Data Management for Biologists
ENT 5920, 2 Credits, Spring 2018
Professors
Eric Lind & Dan Cariveau
Office: Bee Lab
Email (best way to contact us): elind@umn.edu, dcarivea@umn.edu
Phone: 612-624-1254
Times & Location
Mondays, 4:30-6:30, McNeal Hall 395
Office Hours
By appointment. Note: Schedules are busy and EL is not on campus so please try to schedule appointments as far in advance as possible. In general it will be very difficult to set up appointments less than 24 hours in advance.
Website
The syllabus and other relevant class information and resources will be posted at http://pages.github.umn.edu/elind/data-mgmt-4-biologists/. Changes to the schedule will be posted to this site so please try to check it periodically for updates.
Course Communications
Email: elind@umn.edu, dcarivea@umn.edu
Required Texts
There is no required text book for this class.
Course Description
This course is focused on providing hands-on experience in organizing, managing, curating, and accessing data. It is conceived as a topic-drived weekly seminar (12 sessions at ~2h each), combining small amounts of lecture with problem solving and hands-on exercises. Students will encounter the data life cycle from generation to preservation.
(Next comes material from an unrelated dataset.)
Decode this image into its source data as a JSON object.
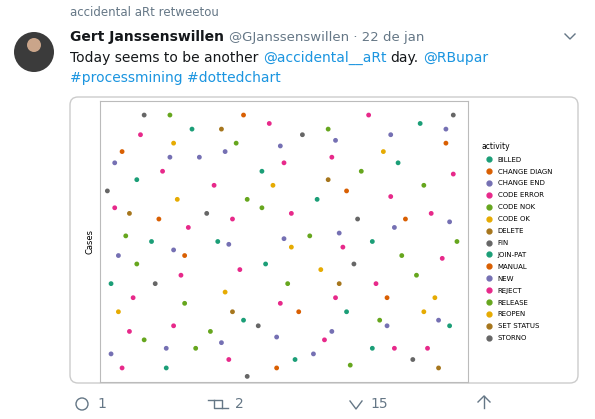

Prerequisite Knowledge and Skills
No prerequisites are required. However, we strongly recommend that students have basic experience in a scripting or coding environment (e.g., R, SAS, Python, SQL etc) or experience with a command line shell (CMD, Linux). Most of the course will be taught using R in R Studio.
Course Technology
Students are required to provide their own laptops and to install free and open source software on those laptops (see Setup for installation instructions). Support will be provided by the instructor in the installation of required software. If you don’t have access to a laptop please contact the instructor and they will do their best to provide you with one.
Purpose of Course
Biology graduate students are typically trained in depth in the theory and practice of their chosen specialty, from developing questions to designing experiments and data collection, to analyzing the resulting data using a variety of statistical tools. The exception to this is data management–that is, what happens to the data once collected, before and after it is turned into analyses and made into publications.
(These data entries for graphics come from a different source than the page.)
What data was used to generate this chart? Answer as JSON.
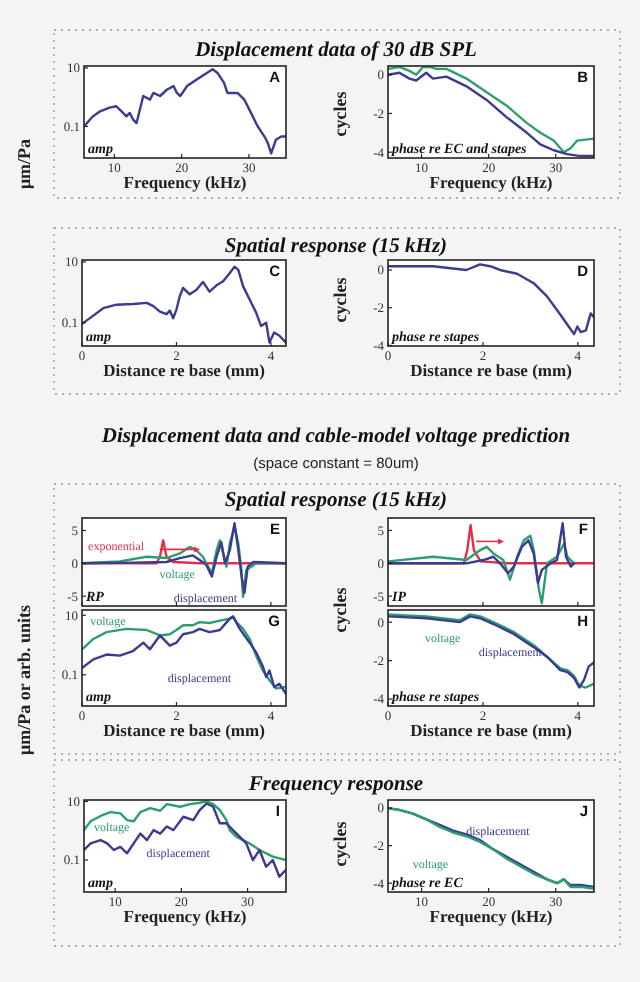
{
  "chart_data": [
    {
      "type": "line",
      "title": "Displacement data of 30 dB SPL",
      "xlabel": "Frequency (kHz)",
      "ylabel": "μm/Pa",
      "log": "y",
      "xlim": [
        5.5,
        35.5
      ],
      "ylim": [
        0.0083,
        11.7
      ],
      "xticks": [
        10,
        20,
        30
      ],
      "yticks": [
        0.1,
        10
      ],
      "annotations": [
        "A",
        "amp"
      ],
      "series": [
        {
          "color": "#3b3b8f",
          "x": [
            5.5,
            6.8,
            7.8,
            9.3,
            10.3,
            11.3,
            11.8,
            12.3,
            12.8,
            13.3,
            13.8,
            14.3,
            15.3,
            15.8,
            16.8,
            17.8,
            18.8,
            19.3,
            19.8,
            20.8,
            22.3,
            23.8,
            24.6,
            25.3,
            26.3,
            26.8,
            28.3,
            29.3,
            30.3,
            31.3,
            32.3,
            32.8,
            33.3,
            34.0,
            34.8,
            35.5
          ],
          "values": [
            0.1,
            0.22,
            0.32,
            0.44,
            0.49,
            0.29,
            0.22,
            0.29,
            0.17,
            0.13,
            0.38,
            1.1,
            0.83,
            1.4,
            1.1,
            1.8,
            2.4,
            1.4,
            1.1,
            2.4,
            4.1,
            6.9,
            9,
            6.9,
            3.1,
            1.4,
            1.4,
            0.83,
            0.29,
            0.1,
            0.045,
            0.027,
            0.012,
            0.035,
            0.045,
            0.045
          ]
        }
      ]
    },
    {
      "type": "line",
      "xlabel": "Frequency (kHz)",
      "ylabel": "cycles",
      "xlim": [
        5,
        35.7
      ],
      "ylim": [
        -4.3,
        0.45
      ],
      "xticks": [
        10,
        20,
        30
      ],
      "yticks": [
        0,
        -2,
        -4
      ],
      "annotations": [
        "B",
        "phase re EC and stapes"
      ],
      "series": [
        {
          "color": "#2e9e6e",
          "x": [
            5,
            6.7,
            8.2,
            9.2,
            10.2,
            11.2,
            12.2,
            13.7,
            16.7,
            19.7,
            22.7,
            25.7,
            27.7,
            29.7,
            31.2,
            32.2,
            33.2,
            35.7
          ],
          "values": [
            0.3,
            0.4,
            0.2,
            0,
            0.4,
            0.4,
            0.3,
            0.3,
            -0.2,
            -0.9,
            -1.6,
            -2.5,
            -3,
            -3.4,
            -4,
            -3.8,
            -3.4,
            -3.3
          ]
        },
        {
          "color": "#3b3b8f",
          "x": [
            5,
            6.7,
            8.2,
            9.2,
            10.7,
            11.7,
            13.7,
            16.7,
            19.7,
            22.7,
            25.7,
            27.7,
            29.7,
            31.7,
            33.7,
            35.7
          ],
          "values": [
            0,
            0.1,
            -0.2,
            -0.3,
            0.1,
            -0.2,
            -0.1,
            -0.6,
            -1.3,
            -2.2,
            -3,
            -3.6,
            -3.9,
            -4.1,
            -4.2,
            -4.2
          ]
        }
      ]
    },
    {
      "type": "line",
      "title": "Spatial response (15 kHz)",
      "xlabel": "Distance re base (mm)",
      "log": "y",
      "xlim": [
        0,
        4.32
      ],
      "ylim": [
        0.017,
        11.6
      ],
      "xticks": [
        0,
        2,
        4
      ],
      "yticks": [
        0.1,
        10
      ],
      "annotations": [
        "C",
        "amp"
      ],
      "series": [
        {
          "color": "#3b3b8f",
          "x": [
            0,
            0.24,
            0.45,
            0.73,
            1.08,
            1.37,
            1.51,
            1.65,
            1.79,
            1.86,
            1.93,
            2.0,
            2.07,
            2.14,
            2.28,
            2.42,
            2.56,
            2.7,
            2.85,
            2.99,
            3.13,
            3.23,
            3.31,
            3.41,
            3.55,
            3.69,
            3.79,
            3.9,
            3.97,
            4.07,
            4.18,
            4.32
          ],
          "values": [
            0.091,
            0.17,
            0.3,
            0.39,
            0.41,
            0.45,
            0.35,
            0.23,
            0.19,
            0.25,
            0.14,
            0.27,
            0.74,
            1.4,
            0.86,
            1.2,
            2.2,
            1.05,
            1.7,
            2.3,
            4.3,
            7.0,
            5.5,
            1.6,
            0.58,
            0.21,
            0.078,
            0.1,
            0.022,
            0.047,
            0.037,
            0.022
          ]
        }
      ]
    },
    {
      "type": "line",
      "xlabel": "Distance re base (mm)",
      "ylabel": "cycles",
      "xlim": [
        0,
        4.34
      ],
      "ylim": [
        -4.03,
        0.53
      ],
      "xticks": [
        0,
        2,
        4
      ],
      "yticks": [
        0,
        -2,
        -4
      ],
      "annotations": [
        "D",
        "phase re stapes"
      ],
      "series": [
        {
          "color": "#3b3b8f",
          "x": [
            0,
            0.95,
            1.65,
            1.94,
            2.15,
            2.36,
            2.72,
            3.07,
            3.35,
            3.64,
            3.78,
            3.92,
            3.99,
            4.06,
            4.17,
            4.27,
            4.34
          ],
          "values": [
            0.2,
            0.2,
            0,
            0.3,
            0.2,
            0,
            -0.2,
            -0.7,
            -1.4,
            -2.4,
            -2.9,
            -3.4,
            -3,
            -3.3,
            -3.2,
            -2.3,
            -2.5
          ]
        }
      ]
    },
    {
      "type": "other",
      "title": "Displacement data and cable-model voltage prediction",
      "subtitle": "(space constant = 80um)"
    },
    {
      "type": "line",
      "title": "Spatial response (15 kHz)",
      "xlim": [
        0,
        4.32
      ],
      "ylim": [
        -6.5,
        6.9
      ],
      "xticks": [
        0,
        2,
        4
      ],
      "yticks": [
        5,
        0,
        -5
      ],
      "tick_labels": "y",
      "annotations": [
        "E",
        "RP"
      ],
      "series": [
        {
          "name": "exponential",
          "color": "#e0304a",
          "x": [
            0,
            1.58,
            1.65,
            1.72,
            1.79,
            1.93,
            2.5,
            4.32
          ],
          "values": [
            0,
            0,
            1.0,
            3.5,
            1.0,
            0.2,
            0,
            0
          ]
        },
        {
          "name": "voltage",
          "color": "#2e9e6e",
          "x": [
            0,
            0.8,
            1.37,
            1.79,
            2.07,
            2.28,
            2.42,
            2.56,
            2.63,
            2.75,
            2.85,
            2.92,
            2.99,
            3.06,
            3.13,
            3.23,
            3.31,
            3.37,
            3.41,
            3.48,
            3.59,
            3.69,
            4.32
          ],
          "values": [
            0,
            0.3,
            1.0,
            0.8,
            1.5,
            2.5,
            2.0,
            1.0,
            0,
            -1.5,
            2.0,
            3.5,
            1.5,
            -0.5,
            3.0,
            5.6,
            3.0,
            -0.5,
            -5.1,
            -1.0,
            -0.5,
            0,
            0
          ]
        },
        {
          "name": "displacement",
          "color": "#3b3b8f",
          "x": [
            0,
            1.08,
            1.79,
            2.07,
            2.35,
            2.49,
            2.63,
            2.75,
            2.85,
            2.95,
            3.03,
            3.13,
            3.23,
            3.31,
            3.38,
            3.44,
            3.51,
            3.63,
            4.32
          ],
          "values": [
            0,
            0.1,
            0.2,
            0.8,
            1.2,
            0.5,
            -0.2,
            -2.0,
            1.0,
            3.2,
            0,
            2.0,
            6.1,
            2.0,
            -2.0,
            -4.5,
            -0.5,
            0.2,
            0
          ]
        }
      ]
    },
    {
      "type": "line",
      "xlim": [
        0,
        4.34
      ],
      "ylim": [
        -6.5,
        6.9
      ],
      "xticks": [
        0,
        2,
        4
      ],
      "yticks": [
        5,
        0,
        -5
      ],
      "tick_labels": "y",
      "annotations": [
        "F",
        "IP"
      ],
      "series": [
        {
          "color": "#e0304a",
          "x": [
            0,
            1.6,
            1.67,
            1.74,
            1.81,
            1.95,
            2.5,
            4.34
          ],
          "values": [
            0,
            0,
            2.0,
            5.8,
            2.0,
            0.3,
            0,
            0
          ]
        },
        {
          "color": "#2e9e6e",
          "x": [
            0,
            0.95,
            1.65,
            1.94,
            2.08,
            2.22,
            2.43,
            2.57,
            2.72,
            2.86,
            3.0,
            3.07,
            3.18,
            3.24,
            3.35,
            3.56,
            3.71,
            3.78,
            3.92
          ],
          "values": [
            0.3,
            1.0,
            0.5,
            2.0,
            2.5,
            1.5,
            0.5,
            -2.5,
            1.0,
            3.5,
            4.2,
            2.0,
            -4.0,
            -6.1,
            0,
            1.0,
            3.0,
            1.0,
            0
          ]
        },
        {
          "color": "#3b3b8f",
          "x": [
            0,
            1.65,
            2.01,
            2.22,
            2.36,
            2.53,
            2.65,
            2.82,
            2.96,
            3.07,
            3.16,
            3.24,
            3.43,
            3.56,
            3.68,
            3.75,
            3.85,
            3.92
          ],
          "values": [
            0,
            0,
            0.5,
            1.0,
            0,
            -1.5,
            -0.5,
            2.5,
            3.5,
            1.5,
            -3.0,
            -1.0,
            0,
            0.5,
            6.1,
            1.0,
            -0.5,
            0
          ]
        }
      ]
    },
    {
      "type": "line",
      "xlabel": "Distance re base (mm)",
      "ylabel": "μm/Pa or arb. units",
      "log": "y",
      "xlim": [
        0,
        4.32
      ],
      "ylim": [
        0.009,
        15
      ],
      "xticks": [
        0,
        2,
        4
      ],
      "yticks": [
        0.1,
        10
      ],
      "annotations": [
        "G",
        "amp"
      ],
      "series": [
        {
          "name": "voltage",
          "color": "#2e9e6e",
          "x": [
            0,
            0.24,
            0.52,
            0.94,
            1.37,
            1.65,
            1.86,
            2.0,
            2.14,
            2.35,
            2.49,
            2.7,
            2.92,
            3.13,
            3.2,
            3.27,
            3.41,
            3.55,
            3.69,
            3.83,
            3.97,
            4.11,
            4.32
          ],
          "values": [
            0.72,
            1.6,
            2.7,
            3.5,
            3.2,
            2.1,
            2.3,
            3.2,
            4.6,
            4.6,
            5.9,
            5.5,
            6.6,
            7.7,
            9,
            5.9,
            3.5,
            1.6,
            0.43,
            0.14,
            0.066,
            0.035,
            0.039
          ]
        },
        {
          "name": "displacement",
          "color": "#3b3b8f",
          "x": [
            0,
            0.24,
            0.52,
            0.8,
            1.08,
            1.3,
            1.44,
            1.65,
            1.86,
            2.0,
            2.14,
            2.35,
            2.49,
            2.7,
            2.92,
            3.13,
            3.2,
            3.34,
            3.55,
            3.69,
            3.83,
            3.9,
            3.97,
            4.07,
            4.18,
            4.32
          ],
          "values": [
            0.17,
            0.33,
            0.48,
            0.44,
            0.63,
            1.2,
            0.72,
            2.1,
            0.95,
            1.2,
            2.3,
            2.7,
            3.5,
            2.7,
            3.2,
            7.7,
            9,
            3.5,
            1.2,
            0.56,
            0.19,
            0.085,
            0.14,
            0.039,
            0.05,
            0.023
          ]
        }
      ]
    },
    {
      "type": "line",
      "xlabel": "Distance re base (mm)",
      "ylabel": "cycles",
      "xlim": [
        0,
        4.34
      ],
      "ylim": [
        -4.36,
        0.63
      ],
      "xticks": [
        0,
        2,
        4
      ],
      "yticks": [
        0,
        -2,
        -4
      ],
      "annotations": [
        "H",
        "phase re stapes"
      ],
      "series": [
        {
          "name": "voltage",
          "color": "#2e9e6e",
          "x": [
            0,
            0.81,
            1.51,
            1.73,
            1.94,
            2.22,
            2.64,
            3.07,
            3.35,
            3.63,
            3.78,
            3.92,
            4.03,
            4.17,
            4.34
          ],
          "values": [
            0.4,
            0.3,
            0.1,
            0.4,
            0.3,
            0,
            -0.5,
            -1.2,
            -1.8,
            -2.4,
            -2.5,
            -2.8,
            -3.3,
            -3.4,
            -3.2
          ]
        },
        {
          "name": "displacement",
          "color": "#3b3b8f",
          "x": [
            0,
            0.81,
            1.51,
            1.73,
            1.94,
            2.22,
            2.64,
            3.07,
            3.35,
            3.63,
            3.78,
            3.92,
            4.03,
            4.13,
            4.23,
            4.34
          ],
          "values": [
            0.3,
            0.2,
            0,
            0.3,
            0.2,
            -0.1,
            -0.6,
            -1.3,
            -1.8,
            -2.5,
            -2.6,
            -2.9,
            -3.4,
            -3,
            -2.3,
            -2.1
          ]
        }
      ]
    },
    {
      "type": "line",
      "title": "Frequency response",
      "log": "y",
      "xlabel": "Frequency (kHz)",
      "xlim": [
        5.3,
        35.8
      ],
      "ylim": [
        0.0081,
        11.2
      ],
      "xticks": [
        10,
        20,
        30
      ],
      "yticks": [
        0.1,
        10
      ],
      "annotations": [
        "I",
        "amp"
      ],
      "series": [
        {
          "name": "voltage",
          "color": "#2e9e6e",
          "x": [
            5.3,
            6.3,
            7.8,
            9.3,
            10.8,
            11.8,
            12.8,
            13.8,
            15.3,
            16.8,
            17.8,
            19.8,
            21.3,
            22.8,
            23.8,
            24.8,
            25.8,
            26.8,
            27.3,
            28.3,
            29.3,
            30.3,
            31.8,
            33.8,
            35.8
          ],
          "values": [
            1.05,
            2.1,
            3.2,
            4.3,
            3.9,
            2.3,
            2.1,
            4.3,
            5.9,
            4.8,
            8.1,
            6.6,
            8.1,
            9,
            10,
            8.1,
            5.1,
            2.3,
            1.05,
            0.63,
            0.48,
            0.37,
            0.22,
            0.13,
            0.1
          ]
        },
        {
          "name": "displacement",
          "color": "#3b3b8f",
          "x": [
            5.3,
            6.3,
            7.8,
            8.8,
            9.8,
            10.8,
            11.8,
            12.8,
            13.8,
            14.8,
            15.8,
            16.8,
            17.8,
            18.8,
            20.3,
            21.8,
            22.8,
            23.8,
            24.8,
            25.8,
            26.8,
            27.8,
            28.8,
            29.8,
            30.8,
            31.8,
            32.8,
            33.8,
            34.8,
            35.8
          ],
          "values": [
            0.22,
            0.37,
            0.48,
            0.37,
            0.22,
            0.28,
            0.17,
            0.37,
            0.8,
            0.48,
            1.05,
            0.8,
            1.4,
            1.05,
            3.0,
            2.3,
            5.2,
            8.5,
            6.6,
            1.8,
            1.8,
            1.05,
            0.63,
            0.37,
            0.1,
            0.22,
            0.059,
            0.1,
            0.027,
            0.046
          ]
        }
      ]
    },
    {
      "type": "line",
      "xlabel": "Frequency (kHz)",
      "ylabel": "cycles",
      "xlim": [
        5,
        35.7
      ],
      "ylim": [
        -4.47,
        0.43
      ],
      "xticks": [
        10,
        20,
        30
      ],
      "yticks": [
        0,
        -2,
        -4
      ],
      "annotations": [
        "J",
        "phase re EC"
      ],
      "series": [
        {
          "name": "displacement",
          "color": "#3b3b8f",
          "x": [
            5,
            6.7,
            8.7,
            10.7,
            12.7,
            14.7,
            16.7,
            18.7,
            20.7,
            22.7,
            24.7,
            26.7,
            28.7,
            30.2,
            31.2,
            32.2,
            33.7,
            35.7
          ],
          "values": [
            0,
            -0.1,
            -0.3,
            -0.6,
            -0.9,
            -1.2,
            -1.4,
            -1.7,
            -2.2,
            -2.6,
            -3,
            -3.4,
            -3.8,
            -4,
            -3.8,
            -4.1,
            -4.1,
            -4.2
          ]
        },
        {
          "name": "voltage",
          "color": "#2e9e6e",
          "x": [
            5,
            6.7,
            8.7,
            10.7,
            12.7,
            14.7,
            16.7,
            18.7,
            20.7,
            22.7,
            24.7,
            26.7,
            28.7,
            30.2,
            31.2,
            32.2,
            33.7,
            35.7
          ],
          "values": [
            0,
            -0.1,
            -0.3,
            -0.6,
            -1,
            -1.3,
            -1.5,
            -1.8,
            -2.2,
            -2.7,
            -3.1,
            -3.5,
            -3.8,
            -4,
            -3.8,
            -4.2,
            -4.2,
            -4.3
          ]
        }
      ]
    }
  ]
}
The purpose of this course is to confront the problems and offer solutions for this “hidden” part of the data life cycle, and to fill this training gap.
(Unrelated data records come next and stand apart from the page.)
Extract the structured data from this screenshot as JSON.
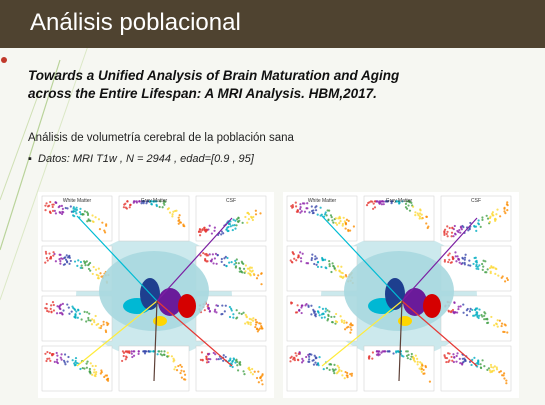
{
  "header": {
    "title": "Análisis poblacional"
  },
  "paper": {
    "line1": "Towards a Unified Analysis of Brain Maturation and Aging",
    "line2": "across the Entire Lifespan: A MRI Analysis. HBM,2017."
  },
  "body": {
    "subtitle": "Análisis de volumetría cerebral de la población sana",
    "bullet": "Datos: MRI T1w ,  N = 2944  , edad=[0.9 , 95]"
  },
  "figures": [
    {
      "panels": [
        "White Matter",
        "Gray Matter",
        "CSF"
      ]
    },
    {
      "panels": [
        "White Matter",
        "Gray Matter",
        "CSF"
      ]
    }
  ]
}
Course Goals and Objectives
Students completing this course will be able to:
- Articulate why and how to think systematically about data management, as distinct from (but complementary to) data collection and statistical analysis
- Develop computing and coding skills for exploring, managing, and finding data sources
- Create well structured databases
- Extract information from databases
- Write simple computer programs in R
- Automate data analysis
- Apply these tools to address biological questions
- Create a data management plan for their own data
Assessment
Students will complete three homework assignments:
- cleaning and documenting a dataset using data manipulation and visualization techniques
- developing a database with appropriate metadata
- writing a data management plan suitable for submission with a grant proposal
Get more details about the assignments from the assignments page.
Instructional Methods
Students will be provided with reading material that they are expected to read prior to class. Classes will involve brief refreshers on new concepts followed by working on exercises in class that cover that concept. While students are working on exercises the instructors will actively engage with students to help them understand material they find confusing, explain misunderstandings and help identify mistakes that are preventing students from completing the exercises, and discuss novel applications and alternative approaches to the data analysis challenges students are attempting to solve. For more challenging topics class may start with 20-30 minute demonstrations on the concepts followed by time to work on exercises.
Course Policies
Grading Policy
As a graduate seminar the credits will be earned on a pass basis. This requires regular attendance to the 12 weeks of class and submission of the required assignments with evidence of appropriate effort.
Assignment policy
Assignments are due on the specified date by 11:59 pm Central Time. Assignments should be submitted via Canvas.
Course Schedule
The details course schedule is available on the course website at: http://pages.github.umn.edu/elind/data-mgmt-4-biologists//schedule.
Disclaimer: This syllabus represents our current plans and objectives. As we go through the semester, those plans may need to change to enhance the class learning opportunity. Such changes, communicated clearly, are not unusual and should be expected.